Antivriesvoorverwarmer is een onmisbaar apparaat dat het opstarten van de motor bij de meest strenge vorst vergemakkelijkt. Dit geldt met name voor VAZ-auto's, omdat ze "niet graag" starten in de winter. Het installeren van een autonome antivriesverwarming is een succesvolle oplossing voor dit probleem, op zichzelf best haalbaar.
Het is nodig
- - voorverwarmer;
- - koelvloeistof (antivries);
- - een container voor het verzamelen van antivries;
- - geïmporteerde klemmen;
- - versterkte slangen van het koelsysteem.
instructies:
Stap 1
Koppel alle draden los van de accupolen. Tap de koelvloeistof af in een voorbereide container. Als u vervolgens ervaring hebt opgedaan met het installeren van dergelijke systemen, kunt u verwarmers monteren zonder de antivries af te tappen.
Stap 2
Verwijder de plug van de brandstofpompinlaat en installeer de brandstofslang uit de set naar de verwarming erop. Om luchtbellen te voorkomen, moet u alle aansluitingen van de brandstofleidingen doorlopende verbindingen maken.
Stap 3
Monteer het apparaat op de voorste steunbout van de motorsteun. Draai hiervoor de moer op deze bout los, monteer de montagebeugel van de kachel erop en zet deze vast met de standaard moer. Bevestig het verwarmingsblok aan de beugel. Draai de moer vast met een aanhaalmoment van 42-52 Nm.
Stap 4
Om de verwarming op het koelsysteem aan te sluiten, draait u de dop van het expansievat los. Sluit de verwarmingskraan (draai deze naar links tot hij stopt).

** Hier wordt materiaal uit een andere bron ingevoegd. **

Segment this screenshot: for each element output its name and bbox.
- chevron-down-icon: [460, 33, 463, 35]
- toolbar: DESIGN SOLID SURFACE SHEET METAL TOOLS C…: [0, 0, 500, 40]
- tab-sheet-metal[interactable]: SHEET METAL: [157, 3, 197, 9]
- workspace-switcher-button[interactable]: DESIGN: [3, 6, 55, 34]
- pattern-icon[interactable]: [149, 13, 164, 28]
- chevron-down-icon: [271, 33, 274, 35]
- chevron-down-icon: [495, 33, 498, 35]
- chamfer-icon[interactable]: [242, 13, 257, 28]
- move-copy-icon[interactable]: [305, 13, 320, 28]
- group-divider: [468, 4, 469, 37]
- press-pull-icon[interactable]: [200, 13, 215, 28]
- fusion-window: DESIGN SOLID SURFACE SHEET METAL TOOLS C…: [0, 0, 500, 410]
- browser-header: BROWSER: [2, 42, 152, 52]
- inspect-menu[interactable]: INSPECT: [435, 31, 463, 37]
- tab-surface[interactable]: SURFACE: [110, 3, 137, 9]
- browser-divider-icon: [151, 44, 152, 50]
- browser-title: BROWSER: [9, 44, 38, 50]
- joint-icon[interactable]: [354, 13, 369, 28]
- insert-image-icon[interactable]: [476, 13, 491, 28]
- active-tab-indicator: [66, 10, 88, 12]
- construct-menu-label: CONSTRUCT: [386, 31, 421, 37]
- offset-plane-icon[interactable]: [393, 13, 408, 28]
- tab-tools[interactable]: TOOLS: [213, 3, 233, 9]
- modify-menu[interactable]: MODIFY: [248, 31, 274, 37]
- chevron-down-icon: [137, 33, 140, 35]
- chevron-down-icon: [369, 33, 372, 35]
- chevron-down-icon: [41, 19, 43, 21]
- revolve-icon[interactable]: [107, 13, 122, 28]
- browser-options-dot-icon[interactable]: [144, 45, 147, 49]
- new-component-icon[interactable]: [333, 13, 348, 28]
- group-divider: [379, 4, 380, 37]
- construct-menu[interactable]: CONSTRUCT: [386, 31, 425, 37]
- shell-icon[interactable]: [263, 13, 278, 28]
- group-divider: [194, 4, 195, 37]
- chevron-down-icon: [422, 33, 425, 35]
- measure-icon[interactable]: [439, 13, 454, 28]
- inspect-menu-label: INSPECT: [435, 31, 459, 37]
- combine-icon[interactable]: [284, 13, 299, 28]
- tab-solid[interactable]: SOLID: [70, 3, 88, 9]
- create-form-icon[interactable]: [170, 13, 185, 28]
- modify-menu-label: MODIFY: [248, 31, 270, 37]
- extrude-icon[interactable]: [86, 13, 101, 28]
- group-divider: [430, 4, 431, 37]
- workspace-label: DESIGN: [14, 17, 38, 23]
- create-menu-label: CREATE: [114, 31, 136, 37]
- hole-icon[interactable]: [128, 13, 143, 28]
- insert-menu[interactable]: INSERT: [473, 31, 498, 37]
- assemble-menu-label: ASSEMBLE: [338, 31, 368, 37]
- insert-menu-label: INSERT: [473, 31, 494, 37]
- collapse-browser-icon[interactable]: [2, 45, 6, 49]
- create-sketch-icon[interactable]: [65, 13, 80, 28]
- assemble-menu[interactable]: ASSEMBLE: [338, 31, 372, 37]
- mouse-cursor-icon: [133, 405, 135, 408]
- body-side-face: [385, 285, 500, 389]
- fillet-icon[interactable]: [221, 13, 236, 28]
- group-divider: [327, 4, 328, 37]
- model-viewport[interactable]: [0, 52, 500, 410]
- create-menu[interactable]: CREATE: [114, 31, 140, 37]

Koppel de toevoerslang van de kachel los van de motorfitting en sluit deze aan op de uitlaat van de verwarming. Draai de verbinding vast met een klem.
Stap 5
Sluit de inlaat van de verwarming aan op de koelvloeistofpomp. Draai de verbindingen vast met klemmen. Leid de slang langs het voorspatbord, rechter spatbord en schot.
Stap 6
Lever stroom aan de verwarming op een VAZ-auto met een injectiemotor uit de afvoerpijp. Draai hiervoor de afvoerslang los, schroef de fitting met afdichtpakking erin en het filter in de fitting. Verbind het filter en de brandstofleiding van de kachel met een slang. Zet alle verbindingen vast met klemmen.
Stap 7
Sluit de voeding van het apparaat op een VAZ-carburateurmotor aan op de inlaat van de brandstofpomp met behulp van een algoritme dat vergelijkbaar is met het beschreven algoritme.
Stap 8
Monteer de uitlaatpijp op de uitlaataansluiting van de kachel. Zet de verbinding vast met een klem. Richt de buis zelf in de richting tegengesteld aan de beweging van de auto en zet vast met een boutverbinding op de beugel van het cilinderblok.
Stap 9
Monteer de luchtaanzuigbuis op dezelfde manier op de kachel. Probeer bij het installeren het uiteinde van deze buis zo hoog mogelijk te houden, maar belemmer het vrij sluiten van de kap niet.
Stap 10
Installeer het instrumentenpaneel op het instrumentenpaneel of op een andere geschikte plaats. Bevestig het met schroeven of zelftappende schroeven. Leid de draden van het bedieningspaneel naar de verwarming door de technologische gaten in het schot. Steek de contacten van de draden in de aansluitingen van het blok op het verwarmingslichaam.
Stap 11
Sluit de voeding van de voorverwarmer aan op de stopcontacten 1, 2, 3 en 4 van de XS4-connector volgens het bedradingsschema van de VAZ-auto. Koppel de voeding van de voorverwarmer elke keer los bij het aansluiten of loskoppelen van het bedieningspaneel.
Stap 12
Giet antivries in het koelsysteem. Sluit de draden aan op de accupolen. Open de kachelkraan door deze zo ver mogelijk naar rechts te draaien. Start de motor en controleer alle geïnstalleerde slangen op lekkage. Voeg na het stoppen van de motor antivries toe aan het koelsysteem tot het gewenste niveau.